«Черные вина» в Каоре, исторические вина в Гайаке и потом… что же? Что представляет собой Кот-дю-Фронтоне и его сорт негрет? Патрик Жермен, изгнанный из своих крупных семейных поместий в Алжире и Марокко, купил в 1974 году Бельвю-ля-Форе, зная, что там необходимо сделать. «Я хотел создавать не великое, — говорит он, — а просто приятное вино». Как оказалось, он не мог выбрать лучшего места, чем Фронтон, и лучшего сорта, чем негрет, чтобы добиться своего. Перечно-табачный аромат и тона свежих кислых фруктов делают его вина похожими на божоле, которое стоит подавать охлажденным до температуры погреба жарким вечером где-нибудь в Тулузе. Хорошо пьющееся, пьянящее — просто ария. Чистое наслаждение вином.
Вот что дает нам негрет, смешанный с небольшим количеством сира, каберне фран, каберне совиньон и гаме, с урожайностью 50 гл/га на виноградниках, подходящих для машинной обработки с плотностью менее 5 тыс. лоз на га. Затем, конечно, вам хочется большего. Получив приятное вино, вы начинаете задумываться о том, что было бы неплохо создать великое.
Здесь вступают в действие Фредерик Риб из хозяйства Ле-Рок и Марк Панавейр из Шато-Плезанс. Для туристов здесь есть места чем-то похожие на гостиницы Симеиза, где можно хорошо отдохнуть. Лучшее кюве Риба, сделанное на основе смеси негрета и сира из винограда только с лучших участков называется «Дон-Кихот». Оно медленно плотнеет, проводит год в старых бордоских бочках и год в чанах. В этом вине Фронтон, фигурально выражаясь, покидает Божоле и перемещается на север долины Роны: в этом вине свежие цветы жмут руку обжаренным кофейным зернам. В своем Тибо-де-Плезанс (Thibaut de Plaisance) Панавейр, напротив, уводит Фронтон дальше на север, в Бургундию. Это также смесь негрета и сира, выдержанная в дубе, но на этот раз это элегантный танцевальный этюд, построенный на свежих фруктах с лакричным привкусом.

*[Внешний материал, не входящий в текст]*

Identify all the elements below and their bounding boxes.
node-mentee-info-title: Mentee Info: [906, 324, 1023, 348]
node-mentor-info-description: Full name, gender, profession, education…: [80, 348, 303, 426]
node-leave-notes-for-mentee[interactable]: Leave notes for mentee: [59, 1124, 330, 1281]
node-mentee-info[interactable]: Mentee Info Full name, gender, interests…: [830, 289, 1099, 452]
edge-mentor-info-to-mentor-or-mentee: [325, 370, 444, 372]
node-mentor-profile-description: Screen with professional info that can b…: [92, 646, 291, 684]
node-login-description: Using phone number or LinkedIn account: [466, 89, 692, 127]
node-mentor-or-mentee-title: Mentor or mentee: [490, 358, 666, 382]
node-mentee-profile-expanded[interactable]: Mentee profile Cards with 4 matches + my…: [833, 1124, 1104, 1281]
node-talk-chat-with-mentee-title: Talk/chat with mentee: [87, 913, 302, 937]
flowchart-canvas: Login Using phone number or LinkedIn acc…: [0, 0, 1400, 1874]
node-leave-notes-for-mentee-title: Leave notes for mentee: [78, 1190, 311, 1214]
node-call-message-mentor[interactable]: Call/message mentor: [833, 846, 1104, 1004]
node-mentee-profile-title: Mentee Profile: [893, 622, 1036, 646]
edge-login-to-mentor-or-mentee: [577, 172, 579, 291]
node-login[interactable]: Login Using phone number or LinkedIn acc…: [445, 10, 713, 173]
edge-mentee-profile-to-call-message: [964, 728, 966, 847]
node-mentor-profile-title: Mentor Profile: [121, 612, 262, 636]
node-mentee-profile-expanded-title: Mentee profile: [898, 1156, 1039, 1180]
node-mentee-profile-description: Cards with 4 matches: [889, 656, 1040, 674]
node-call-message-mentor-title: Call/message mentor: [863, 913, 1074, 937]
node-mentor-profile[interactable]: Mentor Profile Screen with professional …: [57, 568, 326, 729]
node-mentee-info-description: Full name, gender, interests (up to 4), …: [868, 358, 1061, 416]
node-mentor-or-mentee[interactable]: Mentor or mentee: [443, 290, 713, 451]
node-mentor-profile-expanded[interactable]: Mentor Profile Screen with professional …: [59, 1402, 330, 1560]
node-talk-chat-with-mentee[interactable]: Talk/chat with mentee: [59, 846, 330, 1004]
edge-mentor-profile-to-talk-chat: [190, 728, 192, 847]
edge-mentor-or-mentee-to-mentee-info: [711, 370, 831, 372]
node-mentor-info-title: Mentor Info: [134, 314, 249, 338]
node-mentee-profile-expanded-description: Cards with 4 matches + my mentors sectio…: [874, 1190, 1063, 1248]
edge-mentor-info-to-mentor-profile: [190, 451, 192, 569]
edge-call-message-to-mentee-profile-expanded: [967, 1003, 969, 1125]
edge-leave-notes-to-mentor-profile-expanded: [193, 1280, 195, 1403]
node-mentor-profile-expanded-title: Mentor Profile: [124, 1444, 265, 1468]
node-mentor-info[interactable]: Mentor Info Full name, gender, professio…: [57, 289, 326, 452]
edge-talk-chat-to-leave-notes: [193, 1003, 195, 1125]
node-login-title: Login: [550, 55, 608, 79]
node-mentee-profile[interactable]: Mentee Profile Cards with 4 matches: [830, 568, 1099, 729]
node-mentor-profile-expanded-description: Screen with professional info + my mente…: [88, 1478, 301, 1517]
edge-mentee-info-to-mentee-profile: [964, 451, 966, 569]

Простые деревенские радости Фронтона всегда рядом. Я приехал на встречу с Рибом примерно за час до заката, и я помню, что, пробуя его прохладное, свежее, благодарное «классическое» вино, видел окорока, подвешенные под потолком погреба, их желтовато-коричный жир отливал золотом в заходящем солнце. Когда я приехал в Шато-Плезанс, я нервничал из-за своего опоздания. Мать Панавейра, Симона, встретила меня широкой улыбкой, полной сострадания. «Мы живем в чересчур торопливом мире», -сказала она, покачав головой, и мы оба улыбнулись этой глупости.